Assessing the Reagan era

"I came back from my first road trip and said to (campaign consultant) Bill Roberts, 'Hey, this guy could be president some day!' And he said, 'You're out of your mind! That poor soul - what will we ever do if he gets to be governor?'"

- Lyn Nofziger, a reporter and later an aide in the Reagan White House recruited to be the Reagan's press secretary

William Hauck, who today is president of the prestigious California Business Roundtable, was Moretti's chief of staff at the time. "He did become a good governor," Hauck said, "and I don't think he started out that way. ... His view of the role of governor was to establish themes and then let his people carry out those themes.

"He was the person selling the themes, because he knew only the governor could do that. ... Reagan was better in that respect than any other modern governor."

Beilenson - who, like Lagomarsino, served in the legislative branches during both Reagan's tenure as governor and as president - remembered the welfare bill as a practical piece of legislation that didn't match the rhetoric Reagan used to describe it.

The reform bill, he noted, included family-planning assistance and job-training programs for welfare mothers - items that Reagan had vetoed in his previous term. "Most radically," said Beilenson, "we put in automatic cost-of-living increases in welfare benefits."

As a liberal, Beilenson assesses the Reagan era simply: "The reality of his serving was not nearly as bad as the prospect of his serving. I don't think he changed the direction of the state all that much. ... He was far more formidable as president than he was as governor."

In his book "Reagan," Cannon also noted that the governor signed one of the most permissive abortion laws in the nation, one that legalized abortions if a doctor certified that carrying a pregnancy to term would endanger the life or health of the mother.

Over the eight years of the Reagan era, the California state budget more than doubled, from $4.6 billion to $10.2 billion. The state tax burden per $100 of personal income grew from $6.64 to $7.62.

"Nobody's record ever matches his rhetoric," said Cannon.

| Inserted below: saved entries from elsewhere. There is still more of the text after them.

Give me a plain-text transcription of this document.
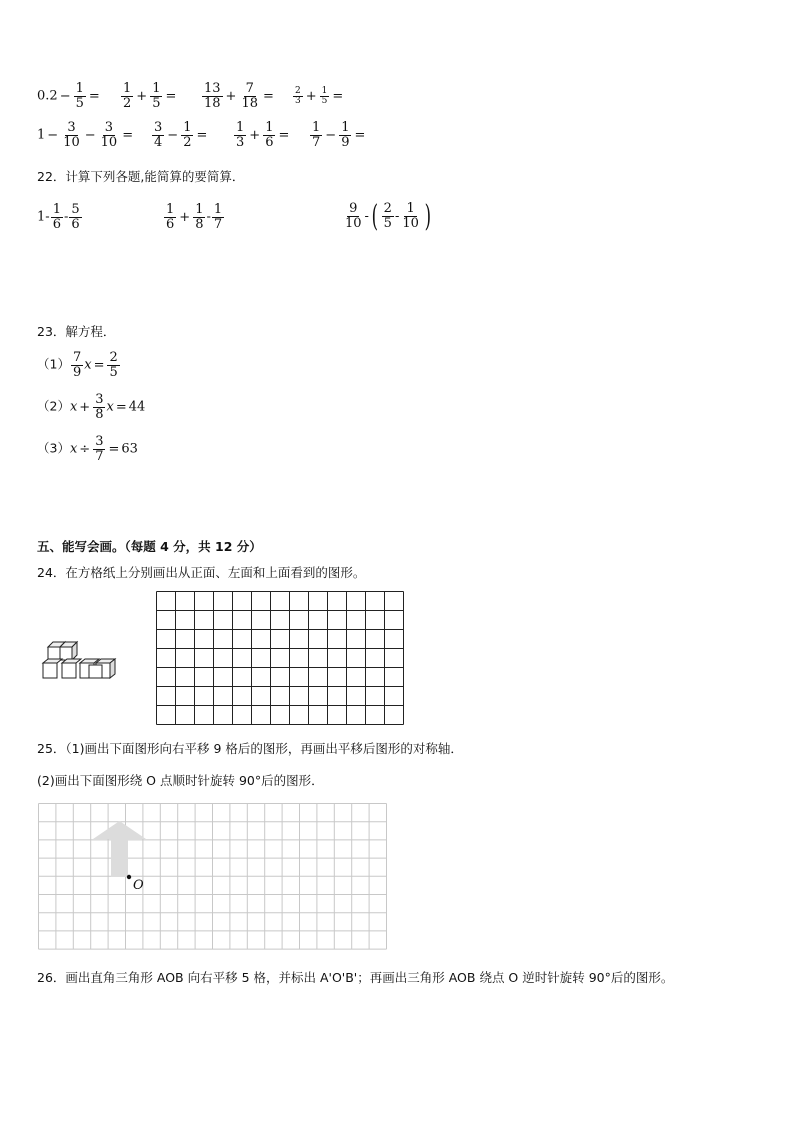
$0.2 - \frac{1}{5} = \frac{1}{2} + \frac{1}{5} = \frac{13}{18} + \frac{7}{18} = \frac{2}{3} + \frac{1}{5}$ =
$1 - \frac{3}{10} - \frac{3}{10} = \frac{3}{4} - \frac{1}{2} = \frac{1}{3} + \frac{1}{6} = \frac{1}{7} - \frac{1}{9}$ =
22．计算下列各题,能简算的要简算．
$1- \frac{1}{6} - \frac{5}{6}$	$\frac{1}{6} + \frac{1}{8} - \frac{1}{7}$	$\frac{9}{10}$ -( $\frac{2}{5} - \frac{1}{10}$ )
23．解方程．
$(1) \frac{7}{9}$ $x = \frac{2}{5}$
$(2)x + \frac{3}{8}$ x = 44
$(3)x \div \frac{3}{7} = 63$
五、能写会画。（每题 4 分，共 12 分）
24．在方格纸上分别画出从正面、左面和上面看到的图形。
25．（1)画出下面图形向右平移 9 格后的图形，再画出平移后图形的对称轴．
(2)画出下面图形绕 O 点顺时针旋转 90°后的图形．
O
26．画出直角三角形 AOB 向右平移 5 格，并标出 A'O'B'；再画出三角形 AOB 绕点 O 逆时针旋转 90°后的图形。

But Reagan's record as governor, scored on its own merits rather than in relation to the candidate's promises, was reasonably impressive, Cannon concluded. "He clearly braked the rate of growth in the number of state employees. And as for the budget, there was no way the performance could have matched the rhetoric on that because the state was growing so rapidly that every budget was a record budget," he said. "And the tax structure he inherited was clearly worse than the tax structure he had in place when he left."

From a historical perspective, Cannon said, Reagan's second term as governor was important not so much for its specific accomplishments as for the foundation it laid.

"Reagan proved that he was competent," Cannon said. "It was a very useful experience for him. He wasn't doing it as an exhibition game, although he did have this sense of destiny about him."